# Sea Horse wrong schematic?



## luaplus (Feb 18, 2019)

I think the schematic had a little problem, the pin 3 of INT pot should not be connected directly to the LED(D1), instead,
it should be connected to the point between R31 and IC4.2's Output(Pin 7), so the Vf of LED won't effect the oscillator,
and you will get a really tiny effect if you don't turn the SHAPE knob all the way up.


----------



## Robert (Feb 18, 2019)

Thanks for this info!    This is how it was drawn on the original schematic used, but something about that connection has always bugged me...

What you're describing makes much more sense,    I'll get this updated today.


----------



## stevtron (Feb 20, 2019)

I changed it like described. Now we're talking … I was always wondering why I had noFX with the sinus shape settings … brilliant


----------



## Dazoner (Feb 20, 2019)

Does this mean the PCB's have this issue as well or is it just the schematic?  

Thanks!


----------



## Robert (Feb 20, 2019)

Yes, the PCBs are based on the schematic.     I have modified PCBs on the way.

In the meantime, here's what you can do:

Cut the trace marked in red
Install jumper from lug 3 to right side of R31 (1K) shown


----------



## Dazoner (Feb 20, 2019)

Awesome, will do.


----------



## Dazoner (Feb 20, 2019)

I can confirm that the mod works.  It sounds very good.


----------



## knobToucher (Feb 24, 2019)

Robert said:


> Yes, the PCBs are based on the schematic.     I have modified PCBs on the way.
> 
> In the meantime, here's what you can do:
> 
> ...


What's the best way to cut the trace? Just with a scalpel or something? How deep do you have to go? Sorry, never done this before.


----------



## Dazoner (Feb 24, 2019)

I took the edge of my flat head screwdriver (very small screwdriver) and dragged in across the trace.  It came off first shot.  If you look closely you'll notice if you successfully removed the copper trace.  It wasn't very deep, I found at least.  All in all the mods take 5 minutes.


----------



## knobToucher (Feb 26, 2019)

Dazoner said:


> I took the edge of my flat head screwdriver (very small screwdriver) and dragged in across the trace.  It came off first shot.  If you look closely you'll notice if you successfully removed the copper trace.  It wasn't very deep, I found at least.  All in all the mods take 5 minutes.


Thanks!
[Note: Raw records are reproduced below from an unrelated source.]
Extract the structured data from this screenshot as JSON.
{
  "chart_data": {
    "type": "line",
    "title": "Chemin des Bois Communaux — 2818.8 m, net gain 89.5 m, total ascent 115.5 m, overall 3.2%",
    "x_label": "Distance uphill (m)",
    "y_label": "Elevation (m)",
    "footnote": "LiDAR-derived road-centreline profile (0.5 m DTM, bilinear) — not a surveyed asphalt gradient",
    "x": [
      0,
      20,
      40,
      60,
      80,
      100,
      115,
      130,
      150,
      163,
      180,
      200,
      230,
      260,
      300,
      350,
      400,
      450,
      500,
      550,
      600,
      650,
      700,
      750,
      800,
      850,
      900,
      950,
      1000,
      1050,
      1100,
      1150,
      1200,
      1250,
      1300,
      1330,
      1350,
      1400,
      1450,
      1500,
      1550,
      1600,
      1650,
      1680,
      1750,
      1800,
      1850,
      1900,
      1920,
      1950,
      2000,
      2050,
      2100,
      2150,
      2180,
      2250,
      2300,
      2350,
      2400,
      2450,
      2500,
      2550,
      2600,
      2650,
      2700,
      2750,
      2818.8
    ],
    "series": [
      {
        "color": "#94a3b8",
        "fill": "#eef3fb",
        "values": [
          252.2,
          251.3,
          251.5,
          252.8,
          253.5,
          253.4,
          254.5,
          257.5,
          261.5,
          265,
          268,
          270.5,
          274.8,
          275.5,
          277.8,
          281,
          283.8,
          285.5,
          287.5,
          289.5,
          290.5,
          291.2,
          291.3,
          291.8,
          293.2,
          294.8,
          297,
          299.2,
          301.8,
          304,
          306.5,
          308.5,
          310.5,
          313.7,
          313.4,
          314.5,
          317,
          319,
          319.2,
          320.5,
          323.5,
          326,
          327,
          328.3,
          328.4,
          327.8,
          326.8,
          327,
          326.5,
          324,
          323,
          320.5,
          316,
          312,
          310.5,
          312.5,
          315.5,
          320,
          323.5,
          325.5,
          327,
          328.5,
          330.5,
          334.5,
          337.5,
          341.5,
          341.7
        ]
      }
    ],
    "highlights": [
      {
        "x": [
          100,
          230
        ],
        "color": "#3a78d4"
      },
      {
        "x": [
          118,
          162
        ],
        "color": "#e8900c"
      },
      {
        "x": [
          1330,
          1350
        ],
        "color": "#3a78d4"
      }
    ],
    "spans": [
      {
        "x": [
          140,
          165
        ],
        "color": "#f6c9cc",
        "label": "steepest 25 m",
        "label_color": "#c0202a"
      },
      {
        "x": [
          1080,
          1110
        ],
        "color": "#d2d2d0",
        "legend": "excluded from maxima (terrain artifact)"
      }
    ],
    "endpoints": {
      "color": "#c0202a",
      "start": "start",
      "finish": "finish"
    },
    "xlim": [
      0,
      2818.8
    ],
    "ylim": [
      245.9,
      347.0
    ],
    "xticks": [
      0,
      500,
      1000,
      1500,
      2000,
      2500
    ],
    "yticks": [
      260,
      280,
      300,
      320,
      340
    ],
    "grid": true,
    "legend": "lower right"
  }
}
I'll try this out


----------



## Dirty_Boogie (Mar 8, 2019)

Robert said:


> Yes, the PCBs are based on the schematic.     I have modified PCBs on the way.
> 
> In the meantime, here's what you can do:
> 
> ...


Just confirming ... the Sea Horse PCBs shipping now don't need this mod, correct?  I received mine today.

Thanks.


----------



## Robert (Mar 8, 2019)

Dirty_Boogie said:


> Just confirming ... the Sea Horse PCBs shipping now don't need this mod, correct?  I received mine today.
> 
> Thanks.



That's correct.   The layout has been updated.


----------



## Bsoncini (Apr 3, 2020)

I have a sea horse that I never boxed because I was never really happy with it.  I have built another one on vero in the past and remembered that the sine wave was much more pronounced on the vero.  With all this quarantine time I have, I figured out that taking out the indicator light makes it much stronger.  I guess you guys beat me to it.  Did the trace cut (got a bit heavy handed and cut the trace from the rate knob to pin 1 of the lm324 too oops).  Works perfect now.


----------